At the Battle of Gettysburg, with his regiment (Pennsylvania Volunteer Infantry, Company K; organized in Eckley, PA.), Private Wilson Beers braved a ruptured hernia. After assembling in the center of the Union line along Cemetery Ridge, Pvt. Wilson Beers advanced double-quick with the 81st PA. to the "Wheatfield" where some of the most savage fighting ocurred. He was shot through the neck and fell to the ground. William Richards(the brave little Welshman aka Billy Richards) carried him from the battlefield. He was transferred to McClellan Hospital in Philadelphia, PA. and to the General Hospital located in Nicetown, PA. where he remained until he was discharged. After the war he worked as a laborer.
He has a government and family stone in the Maple Hill Cemetery in Wilkes Barre, Luzerne County, PA. He also has a government marker in Hollenback Cemetery in the Grand Army of the Republic Plot, also in Wilkes Barre.
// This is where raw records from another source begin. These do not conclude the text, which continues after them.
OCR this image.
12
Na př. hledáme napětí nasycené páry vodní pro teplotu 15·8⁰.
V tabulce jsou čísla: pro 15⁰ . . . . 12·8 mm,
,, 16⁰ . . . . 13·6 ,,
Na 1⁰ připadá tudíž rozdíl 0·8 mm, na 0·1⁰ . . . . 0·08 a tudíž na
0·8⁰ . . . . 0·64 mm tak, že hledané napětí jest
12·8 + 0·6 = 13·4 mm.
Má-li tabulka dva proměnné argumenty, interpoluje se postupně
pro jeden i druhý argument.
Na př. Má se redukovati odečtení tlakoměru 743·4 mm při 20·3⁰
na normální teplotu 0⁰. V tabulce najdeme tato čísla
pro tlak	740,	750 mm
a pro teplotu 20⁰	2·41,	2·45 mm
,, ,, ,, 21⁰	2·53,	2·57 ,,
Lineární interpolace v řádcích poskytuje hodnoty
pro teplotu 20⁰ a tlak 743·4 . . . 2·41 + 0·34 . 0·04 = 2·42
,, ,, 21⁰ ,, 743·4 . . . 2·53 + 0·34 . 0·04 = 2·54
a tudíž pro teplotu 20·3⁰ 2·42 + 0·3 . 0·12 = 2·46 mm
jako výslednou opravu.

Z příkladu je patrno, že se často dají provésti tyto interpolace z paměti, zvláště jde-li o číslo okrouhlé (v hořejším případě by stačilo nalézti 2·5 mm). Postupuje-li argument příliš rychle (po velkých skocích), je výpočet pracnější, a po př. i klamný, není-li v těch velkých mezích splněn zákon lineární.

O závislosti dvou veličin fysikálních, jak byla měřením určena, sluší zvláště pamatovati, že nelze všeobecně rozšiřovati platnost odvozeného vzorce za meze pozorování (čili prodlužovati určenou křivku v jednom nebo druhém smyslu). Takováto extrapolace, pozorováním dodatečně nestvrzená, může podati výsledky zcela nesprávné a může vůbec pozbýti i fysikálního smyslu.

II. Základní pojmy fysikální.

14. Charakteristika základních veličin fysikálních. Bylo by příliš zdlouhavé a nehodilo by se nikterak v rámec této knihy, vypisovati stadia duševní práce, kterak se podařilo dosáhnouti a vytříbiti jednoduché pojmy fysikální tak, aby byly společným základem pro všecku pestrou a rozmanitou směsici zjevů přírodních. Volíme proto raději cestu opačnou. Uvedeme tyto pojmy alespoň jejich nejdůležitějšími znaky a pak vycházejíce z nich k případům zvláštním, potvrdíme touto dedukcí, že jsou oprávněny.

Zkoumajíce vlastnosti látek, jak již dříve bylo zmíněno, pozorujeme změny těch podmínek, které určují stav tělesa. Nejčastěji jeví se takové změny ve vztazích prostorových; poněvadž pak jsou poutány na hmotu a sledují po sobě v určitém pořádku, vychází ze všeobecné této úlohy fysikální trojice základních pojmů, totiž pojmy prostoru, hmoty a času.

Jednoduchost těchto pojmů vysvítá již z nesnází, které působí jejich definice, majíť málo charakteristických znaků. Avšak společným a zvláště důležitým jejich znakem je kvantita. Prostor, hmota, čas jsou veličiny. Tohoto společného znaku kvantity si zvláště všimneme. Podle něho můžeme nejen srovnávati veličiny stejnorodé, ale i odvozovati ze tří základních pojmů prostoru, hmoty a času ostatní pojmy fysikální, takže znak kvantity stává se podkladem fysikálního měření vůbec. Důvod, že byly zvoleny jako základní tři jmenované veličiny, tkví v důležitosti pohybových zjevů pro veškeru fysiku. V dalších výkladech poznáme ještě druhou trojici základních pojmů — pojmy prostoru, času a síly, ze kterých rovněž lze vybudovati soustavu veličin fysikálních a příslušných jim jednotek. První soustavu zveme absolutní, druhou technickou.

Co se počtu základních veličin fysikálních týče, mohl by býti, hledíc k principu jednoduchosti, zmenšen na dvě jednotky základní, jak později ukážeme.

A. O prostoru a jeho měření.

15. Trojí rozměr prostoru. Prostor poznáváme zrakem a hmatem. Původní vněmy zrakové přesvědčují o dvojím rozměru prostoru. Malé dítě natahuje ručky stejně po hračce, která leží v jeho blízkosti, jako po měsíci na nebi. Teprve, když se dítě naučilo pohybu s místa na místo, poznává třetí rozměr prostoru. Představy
With his application for a Civil War Pension dated July 22, 1873, Wilson Beers submitted the following testimony:
Affidavit given by Capt. John W. Pryor 81st PA. Vol., Inf., Co.D.: "... "Wilson Beers ... was wounded by a gun shot ball in the neck... the ball struck him just back of the right ear in the neck and passed through the chords of the neck and came out on back of the neck near the left ear." Affidavit dated December 29, 1874.
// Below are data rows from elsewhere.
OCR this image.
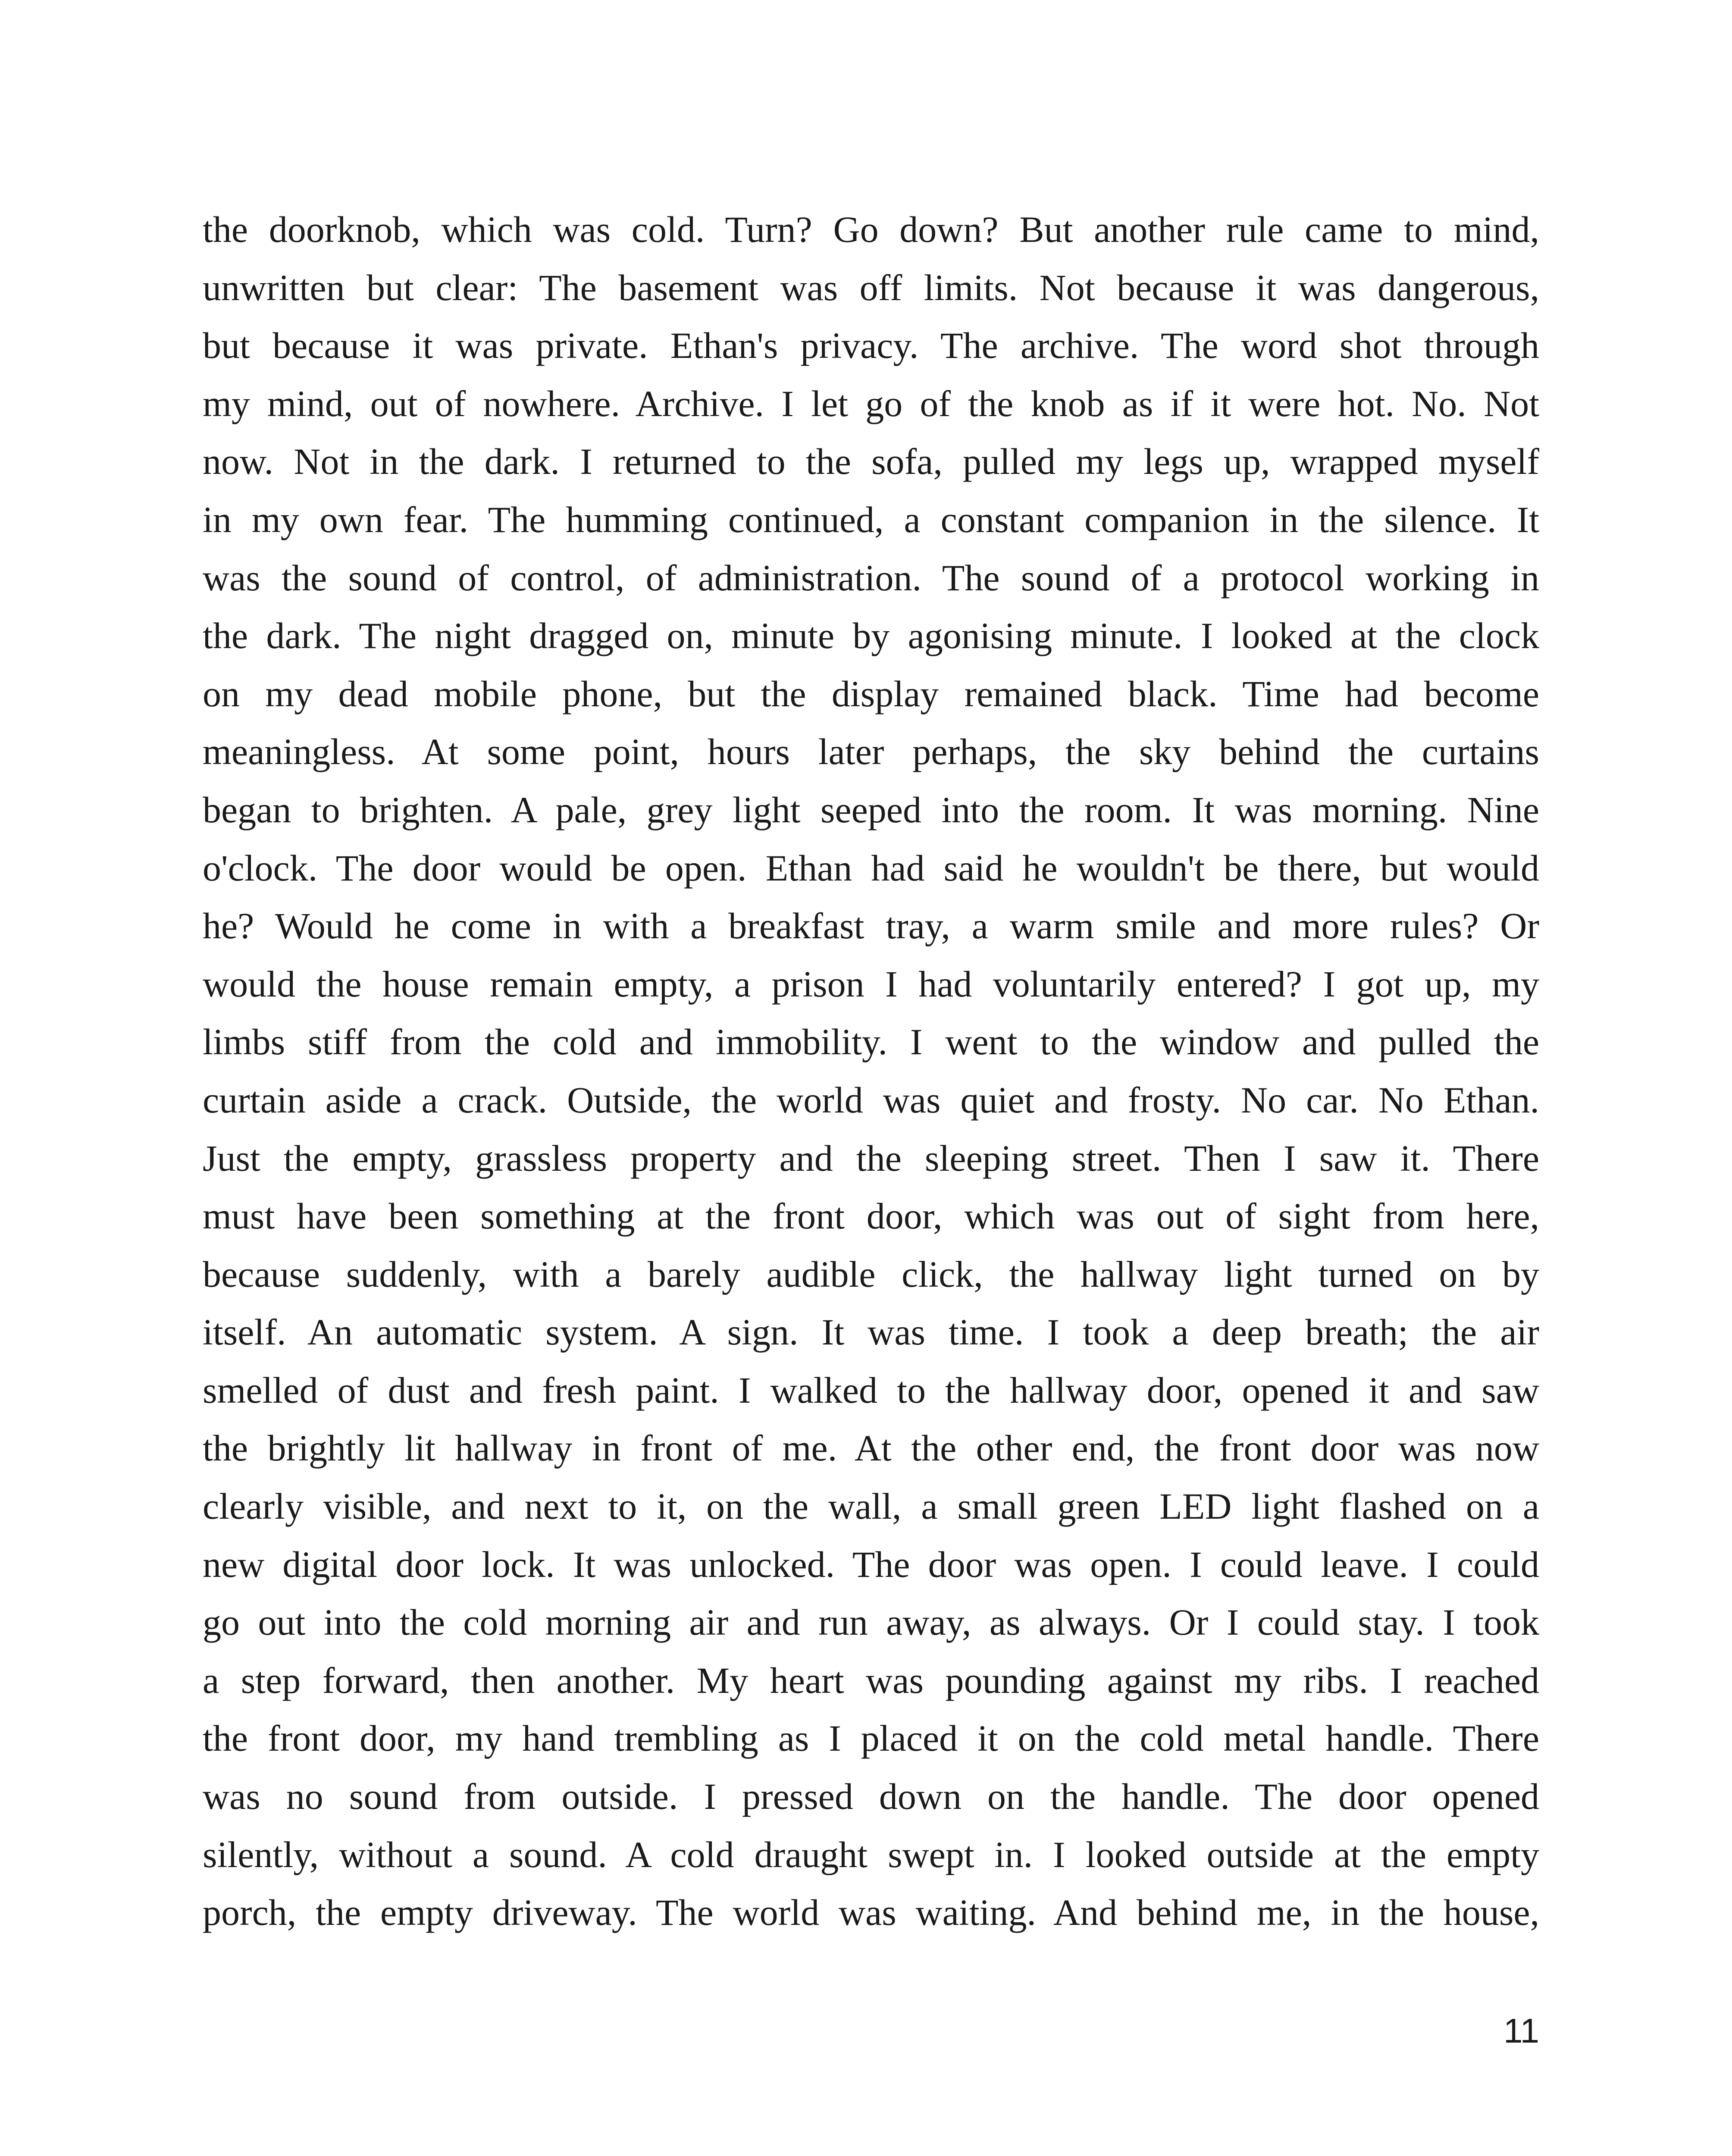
the doorknob, which was cold. Turn? Go down? But another rule came to mind,
unwritten but clear: The basement was off limits. Not because it was dangerous,
but because it was private. Ethan's privacy. The archive. The word shot through
my mind, out of nowhere. Archive. I let go of the knob as if it were hot. No. Not
now. Not in the dark. I returned to the sofa, pulled my legs up, wrapped myself
in my own fear. The humming continued, a constant companion in the silence. It
was the sound of control, of administration. The sound of a protocol working in
the dark. The night dragged on, minute by agonising minute. I looked at the clock
on my dead mobile phone, but the display remained black. Time had become
meaningless. At some point, hours later perhaps, the sky behind the curtains
began to brighten. A pale, grey light seeped into the room. It was morning. Nine
o'clock. The door would be open. Ethan had said he wouldn't be there, but would
he? Would he come in with a breakfast tray, a warm smile and more rules? Or
would the house remain empty, a prison I had voluntarily entered? I got up, my
limbs stiff from the cold and immobility. I went to the window and pulled the
curtain aside a crack. Outside, the world was quiet and frosty. No car. No Ethan.
Just the empty, grassless property and the sleeping street. Then I saw it. There
must have been something at the front door, which was out of sight from here,
because suddenly, with a barely audible click, the hallway light turned on by
itself. An automatic system. A sign. It was time. I took a deep breath; the air
smelled of dust and fresh paint. I walked to the hallway door, opened it and saw
the brightly lit hallway in front of me. At the other end, the front door was now
clearly visible, and next to it, on the wall, a small green LED light flashed on a
new digital door lock. It was unlocked. The door was open. I could leave. I could
go out into the cold morning air and run away, as always. Or I could stay. I took
a step forward, then another. My heart was pounding against my ribs. I reached
the front door, my hand trembling as I placed it on the cold metal handle. There
was no sound from outside. I pressed down on the handle. The door opened
silently, without a sound. A cold draught swept in. I looked outside at the empty
porch, the empty driveway. The world was waiting. And behind me, in the house,
11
A letter from James Carrol (Powell, Bradford County, PA.) to Wilson Beers dated June 4, 1894: "... in '62 have stood by you in many a hard fight. I have marched with you many a hard days march. I saw you at Cemetery Hill at Gettysburg and when we started to double-quick for the Wheatfield with one hand holding your cartridge box up claiming you were much in distress and you afterwards told me you were ruptured. I saw you but a few feet from you falling with a ball through the neck. I saw the little Welshman Billy Richards bending over you bearing you off the field."